Participants first learn four key phrases in sign language (Thank you | Sorry | Please forgive me |I love you), read a card of inspiration (`Hush-it-on’) authored by a previous ‘Husher’, and select a type of tea (`Teamood’) which mirrors the emotion – be it gratitude, courage or freedom – they would like to focus on during the tea reflection ritual. The silent ritual is followed by a sharing session and each participant then writes their own words of inspiration. Each ‘Husher’ is also encouraged to create art using tea as a form of ink (!) and a medium to express what they have experienced during the reflection session.
“Hush challenges the traditional notion of ability and disability. When we step into an environment of complete silence where we are not allowed verbal communication, we become handicapped ourselves; so who are we to judge people who were born with special needs, and who have trouble keeping pace with the conventional expectations of society?”
Meeting Anthea Ong, Founder of Hush fills you with a level of energy and enthusiasm that’s effortlessly infectious – the air is crackling with positive vibes when she joins me for our interview.
An eye defect since birth and bullying throughout her childhood, including by her very own family, equipped Ong with the aspiration and resilience to excel in all aspects of her life.
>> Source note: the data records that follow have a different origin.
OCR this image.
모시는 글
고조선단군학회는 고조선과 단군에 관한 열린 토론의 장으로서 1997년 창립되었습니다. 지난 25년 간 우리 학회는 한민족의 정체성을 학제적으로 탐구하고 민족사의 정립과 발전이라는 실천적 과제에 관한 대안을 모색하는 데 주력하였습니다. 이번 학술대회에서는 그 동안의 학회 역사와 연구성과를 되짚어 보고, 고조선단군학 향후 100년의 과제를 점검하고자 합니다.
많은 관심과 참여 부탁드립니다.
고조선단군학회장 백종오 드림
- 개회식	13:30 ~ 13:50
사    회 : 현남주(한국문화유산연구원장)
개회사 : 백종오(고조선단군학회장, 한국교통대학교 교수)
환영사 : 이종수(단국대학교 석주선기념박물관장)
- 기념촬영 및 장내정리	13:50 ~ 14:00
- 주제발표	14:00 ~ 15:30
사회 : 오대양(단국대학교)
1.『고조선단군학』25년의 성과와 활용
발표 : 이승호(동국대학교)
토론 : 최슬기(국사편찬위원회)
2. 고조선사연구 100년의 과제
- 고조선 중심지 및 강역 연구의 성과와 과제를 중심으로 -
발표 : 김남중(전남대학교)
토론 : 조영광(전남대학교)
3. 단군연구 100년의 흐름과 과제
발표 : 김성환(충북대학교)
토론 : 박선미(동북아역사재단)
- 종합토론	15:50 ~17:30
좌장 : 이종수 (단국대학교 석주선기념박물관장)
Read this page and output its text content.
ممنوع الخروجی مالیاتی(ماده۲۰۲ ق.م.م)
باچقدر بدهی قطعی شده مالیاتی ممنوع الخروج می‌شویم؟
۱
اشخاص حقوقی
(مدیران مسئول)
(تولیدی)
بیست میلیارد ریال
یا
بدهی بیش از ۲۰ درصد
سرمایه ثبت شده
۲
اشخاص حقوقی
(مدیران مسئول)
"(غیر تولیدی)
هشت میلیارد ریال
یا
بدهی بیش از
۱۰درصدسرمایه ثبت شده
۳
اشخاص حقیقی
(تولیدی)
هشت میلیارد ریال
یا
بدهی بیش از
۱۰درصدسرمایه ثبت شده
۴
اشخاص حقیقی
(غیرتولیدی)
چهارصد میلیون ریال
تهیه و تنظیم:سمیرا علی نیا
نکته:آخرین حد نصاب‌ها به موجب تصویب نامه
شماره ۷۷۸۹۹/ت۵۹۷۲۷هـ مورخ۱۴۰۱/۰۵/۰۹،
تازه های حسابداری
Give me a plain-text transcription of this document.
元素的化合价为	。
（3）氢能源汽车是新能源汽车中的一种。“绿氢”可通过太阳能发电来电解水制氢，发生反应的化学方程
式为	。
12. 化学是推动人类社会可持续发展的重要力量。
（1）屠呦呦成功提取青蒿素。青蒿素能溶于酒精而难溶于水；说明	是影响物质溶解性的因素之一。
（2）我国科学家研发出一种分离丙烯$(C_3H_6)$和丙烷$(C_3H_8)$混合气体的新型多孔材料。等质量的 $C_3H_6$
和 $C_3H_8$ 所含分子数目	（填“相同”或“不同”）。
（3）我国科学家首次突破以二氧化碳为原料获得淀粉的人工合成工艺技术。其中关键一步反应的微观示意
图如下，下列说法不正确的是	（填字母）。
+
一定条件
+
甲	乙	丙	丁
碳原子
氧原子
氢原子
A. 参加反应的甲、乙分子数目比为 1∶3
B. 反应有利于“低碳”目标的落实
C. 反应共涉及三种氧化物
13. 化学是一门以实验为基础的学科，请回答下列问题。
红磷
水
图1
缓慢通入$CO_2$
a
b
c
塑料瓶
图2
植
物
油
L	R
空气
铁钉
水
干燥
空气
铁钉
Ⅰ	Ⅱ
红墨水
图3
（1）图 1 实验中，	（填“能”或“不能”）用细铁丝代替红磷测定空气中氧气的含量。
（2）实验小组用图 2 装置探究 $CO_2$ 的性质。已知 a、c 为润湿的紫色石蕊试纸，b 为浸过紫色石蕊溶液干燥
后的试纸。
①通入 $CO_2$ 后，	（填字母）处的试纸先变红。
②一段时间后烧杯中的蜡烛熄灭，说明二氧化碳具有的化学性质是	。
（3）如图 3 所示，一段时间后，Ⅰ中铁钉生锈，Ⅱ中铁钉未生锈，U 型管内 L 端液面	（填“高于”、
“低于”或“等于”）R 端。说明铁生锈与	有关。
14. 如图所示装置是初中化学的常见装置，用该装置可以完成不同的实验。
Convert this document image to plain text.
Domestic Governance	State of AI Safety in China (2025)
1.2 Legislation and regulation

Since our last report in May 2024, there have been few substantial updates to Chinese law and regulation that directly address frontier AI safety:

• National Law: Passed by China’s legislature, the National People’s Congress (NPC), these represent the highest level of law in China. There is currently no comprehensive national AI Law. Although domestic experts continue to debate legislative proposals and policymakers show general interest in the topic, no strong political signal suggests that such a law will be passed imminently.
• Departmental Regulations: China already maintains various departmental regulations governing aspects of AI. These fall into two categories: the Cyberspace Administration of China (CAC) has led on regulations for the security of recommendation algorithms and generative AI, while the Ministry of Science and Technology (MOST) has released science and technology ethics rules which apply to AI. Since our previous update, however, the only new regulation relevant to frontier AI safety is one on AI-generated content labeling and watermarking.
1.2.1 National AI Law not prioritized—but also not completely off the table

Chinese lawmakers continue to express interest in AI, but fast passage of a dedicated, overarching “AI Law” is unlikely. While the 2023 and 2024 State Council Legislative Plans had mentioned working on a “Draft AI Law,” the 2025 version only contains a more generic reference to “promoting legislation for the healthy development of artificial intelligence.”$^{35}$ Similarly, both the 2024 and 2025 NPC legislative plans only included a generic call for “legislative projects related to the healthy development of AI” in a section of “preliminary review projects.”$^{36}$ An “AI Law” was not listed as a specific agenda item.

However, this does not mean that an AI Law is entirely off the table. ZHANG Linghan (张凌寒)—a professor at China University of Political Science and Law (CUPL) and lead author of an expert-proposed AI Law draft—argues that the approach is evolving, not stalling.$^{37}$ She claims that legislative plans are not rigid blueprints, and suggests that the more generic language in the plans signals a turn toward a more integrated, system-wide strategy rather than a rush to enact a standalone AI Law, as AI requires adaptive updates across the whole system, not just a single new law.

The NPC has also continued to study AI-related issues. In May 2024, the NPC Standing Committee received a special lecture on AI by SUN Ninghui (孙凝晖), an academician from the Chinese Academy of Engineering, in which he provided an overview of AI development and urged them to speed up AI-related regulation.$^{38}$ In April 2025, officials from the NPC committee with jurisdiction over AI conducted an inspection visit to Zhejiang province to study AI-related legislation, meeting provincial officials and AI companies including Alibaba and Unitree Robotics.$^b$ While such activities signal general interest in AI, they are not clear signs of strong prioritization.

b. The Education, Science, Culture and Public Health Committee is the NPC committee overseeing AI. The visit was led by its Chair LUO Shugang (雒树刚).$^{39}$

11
A former banker, founder of a successful edutech startup, Managing Director at the tender age of 25 with numerous other C-level roles under her belt – she boasts a(n almost) picture perfect career path.
She insists, however, that good times always have an expiry date, as do periods of adversity. In what seemed like a blink of an eye, she has gone from a high-flyer life to hitting rock bottom: a rough divorce, backbreaking business lawsuits and eventually, complete financial bankruptcy. Reaching the lowest point of her life, however, helped her determine her true purpose – helping the disadvantaged, and “bringing self care and mental wellness into the workplace.”
From an entirely volunteer-run initiative spearheaded by Ong that was only able to pay the deaf TeaRistas, Hush has grown into a sustainable social business that reinvests the revenue generated from corporate team-building and CSR activities to support its social mission. Hush pioneered what Ong calls a “new responsibility model” and a social movement that marries employee wellbeing with social good, improving business productivity with a ripple effect on society, especially on the welfare of disadvantaged and special needs individuals.
The social enterprise has trained people from all walks of life from C-level business executives, senior diplomats through to teachers, janitors and domestic helpers. Tea rituals have proven to be an effective antidote to mental health issues, an epidemic that’s become ubiquitous in most Singaporean workplaces and schools.
Counting over 3800 working professionals, youth and everyday heroes among its past participants, Ong has countless stories of impact to share, each inspiring and unique in their own right.
A candid sharing session at the Ministry of Education allowed school principals to open up about the joys and hardships beyond the workplace – being a foster parent, or raising a hearing impaired child. A senior US Embassy official found that Hush offered the first real occasion – given the pressures of his professional life – to freely mourn the death of his mother. Breast Cancer Foundation employees and beneficiaries learnt how to sign “I am a survivor, I won the fight”, and – in the words of one participant – how “to be grateful for the life I have”.
Hush also runs a programme called YoungXHUSH, training youth volunteers on signing and stress-reduction techniques – skills which they can then educate their peers on, and Hush @ Community, a public engagement initiative, which introduces disenfranchised communities to the world of silence.
Everyday heroes, including differently-abled people, individuals with mental health issues, cleaners, security guards, social workers, migrant workers, ex-offenders, single mothers and other marginalized individuals have been invited to come along to share their stories.
“Silence can be so deafening yet discomfort soon turns into an admiration for the courage it takes to take on the world with no sounds.” Ong’s parting words gives us the perfect food for thought to ponder as we take a precious moment to sip a cup of tea and appreciate the small joys and victories in life.